Aku mengawali bacaan (Al-Quran)ku mengharapkan keberkahan, dengan nama Allah Yang Maha Pengasih lagi Maha Penyayang, sambil memohon pertolongan-Nya. [Aisar At-Tafāsir : 1/11]

Pada ayat ini, Allah mengajarkan hamba-Nya untuk menyebut nama Allah setiap mengawali aktivitas kebaikan. Tujuannya adalah agar mendapatkan keberkahan dan pertolongan dari Allah. Keberkahan berarti bertumbuh dan bertambahnya kebaikan, sedangkan pertolongan berarti dimudahkan oleh Allah.

Pesan untuk Para Guru :

Menyebut nama Allah (membaca basmalah) adalah salah satu amalan yang harus kita biasakan kepada murid-murid kita setiap kali mengawali kegiatan yang baik, termasuk mengawali aktivitas pembelajaran.

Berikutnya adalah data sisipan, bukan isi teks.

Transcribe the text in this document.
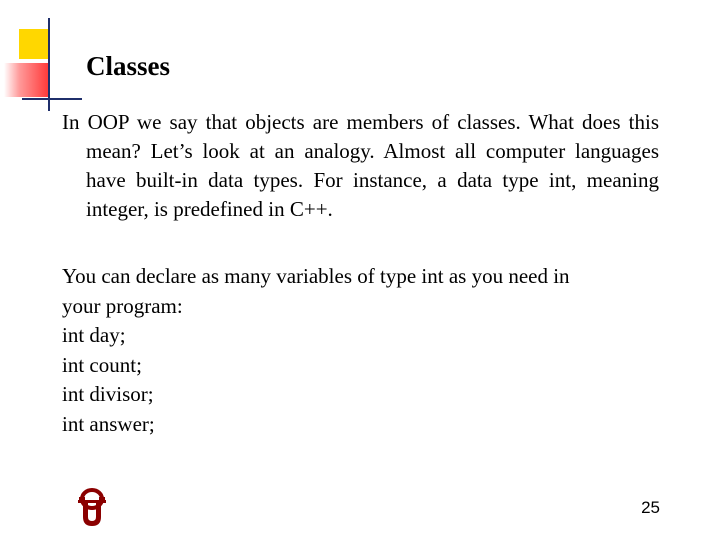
Classes
In OOP we say that objects are members of classes. What does this mean? Let’s look at an analogy. Almost all computer languages have built-in data types. For instance, a data type int, meaning integer, is predefined in C++.
You can declare as many variables of type int as you need in
your program:
int day;
int count;
int divisor;
int answer;
25
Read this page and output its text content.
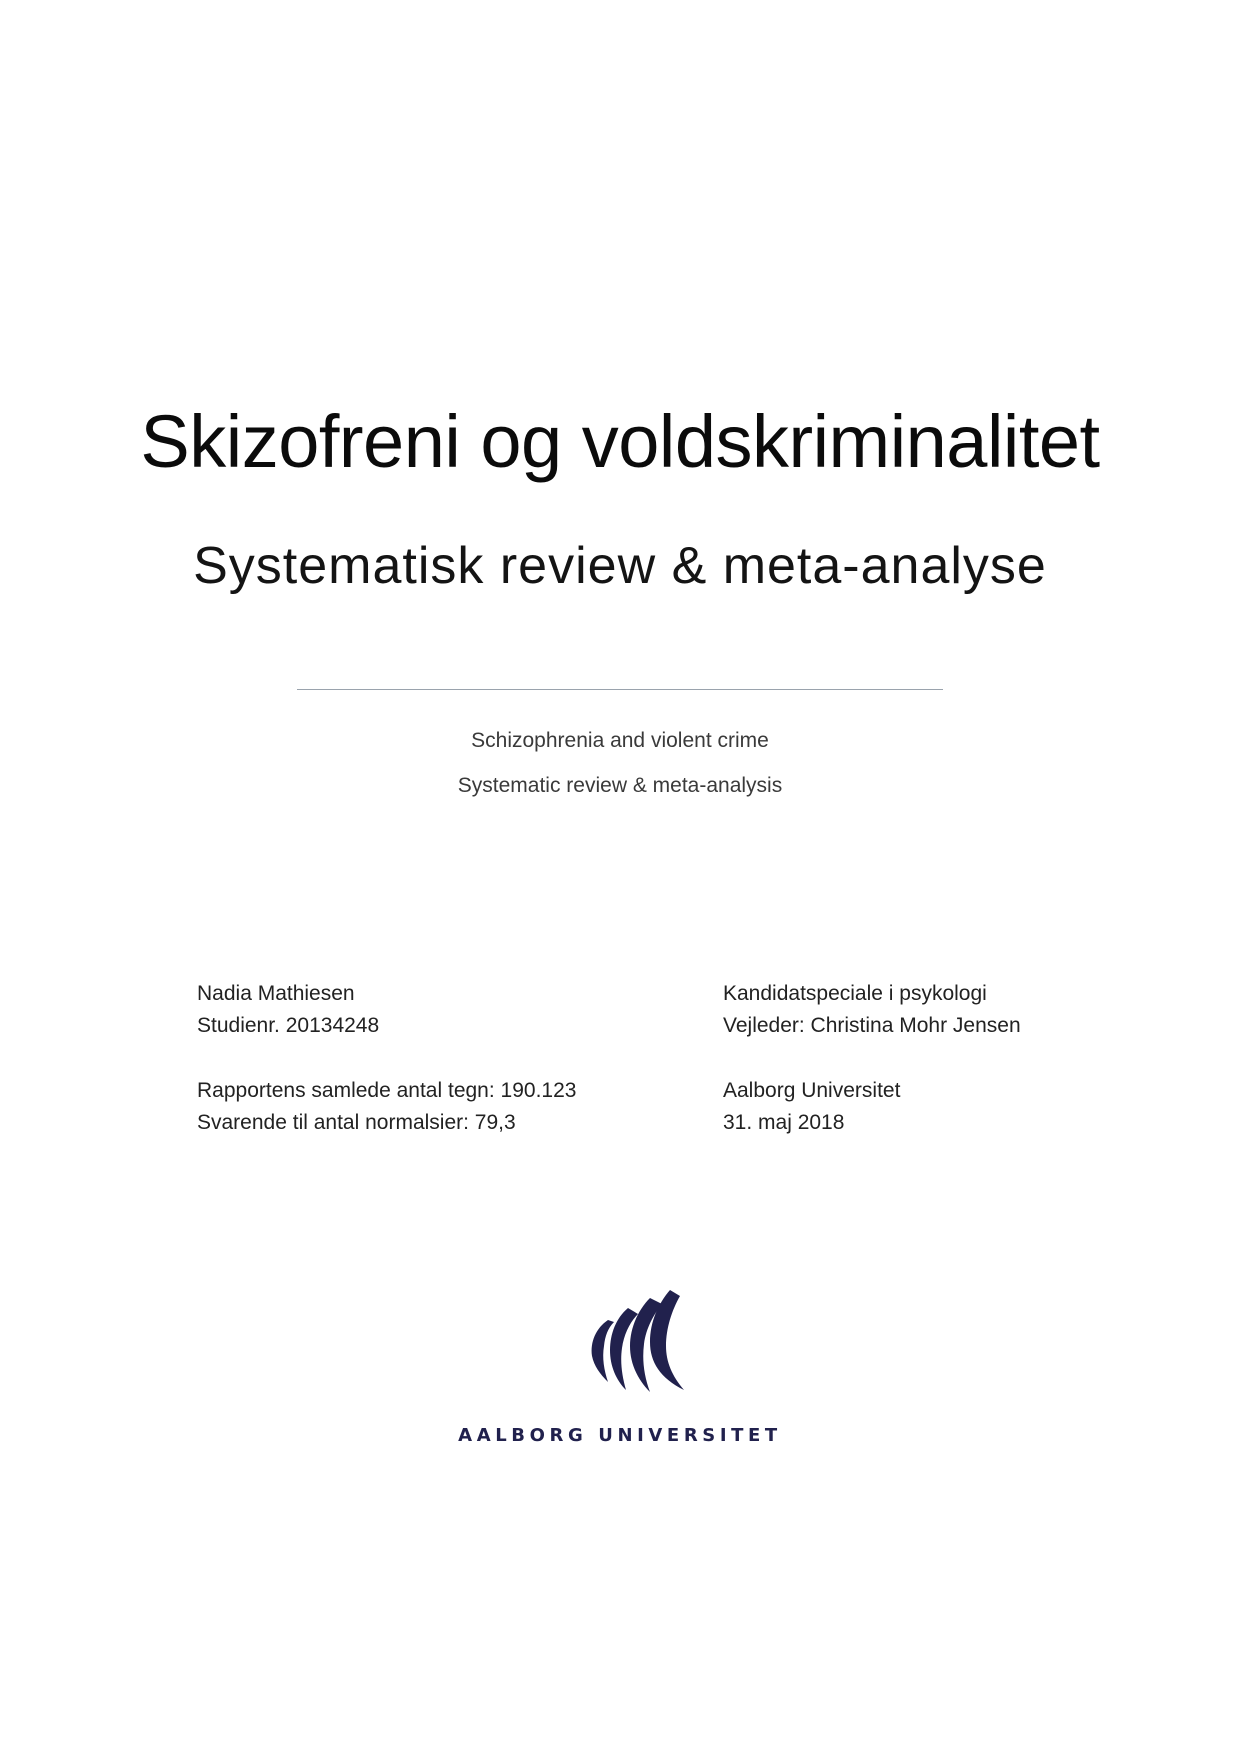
Skizofreni og voldskriminalitet
Systematisk review & meta-analyse
Schizophrenia and violent crime
Systematic review & meta-analysis
Nadia Mathiesen
Studienr. 20134248
Rapportens samlede antal tegn: 190.123
Svarende til antal normalsier: 79,3
Kandidatspeciale i psykologi
Vejleder: Christina Mohr Jensen
Aalborg Universitet
31. maj 2018
AALBORG UNIVERSITET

Di dalam Islam, ada banyak waktu yang dianjurkan untuk membaca basmalah, seperti ketika hendak makan, tidur, keluar rumah, berwudu, masuk rumah, hendak tidur, dan lain-lain. Dengan membaca basmalah, kita berharap semoga Allah menambah keberkahan dan memberikan pertolongan-Nya di setiap aktivitas yang kita kerjakan.

2. Memperkenalkan Nama-nama dan Sifat-sifat Allah

Dalam ayat ini, Allah juga memperkenalkan nama-Nya yang paling agung yaitu “Allah” (اللَّه). Nama ini disebut dengan nama yang paling agung (Al-Ismul-A’ẓom) karena makna dari nama tersebut mencakup seluruh makna dari Al-Asmāul-Ḥusnā dan semua sifat-sifat-Nya. Nama “Allah” menunjukkan bahwa Dia adalah Tuhan yang patut disembah karena cinta, pengagungan, ketundukan, dan rasa takut. Nama “Allah” juga nama yang paling khusus, tidak ada satu pun makhluk di alam semesta yang bernama “Allah”.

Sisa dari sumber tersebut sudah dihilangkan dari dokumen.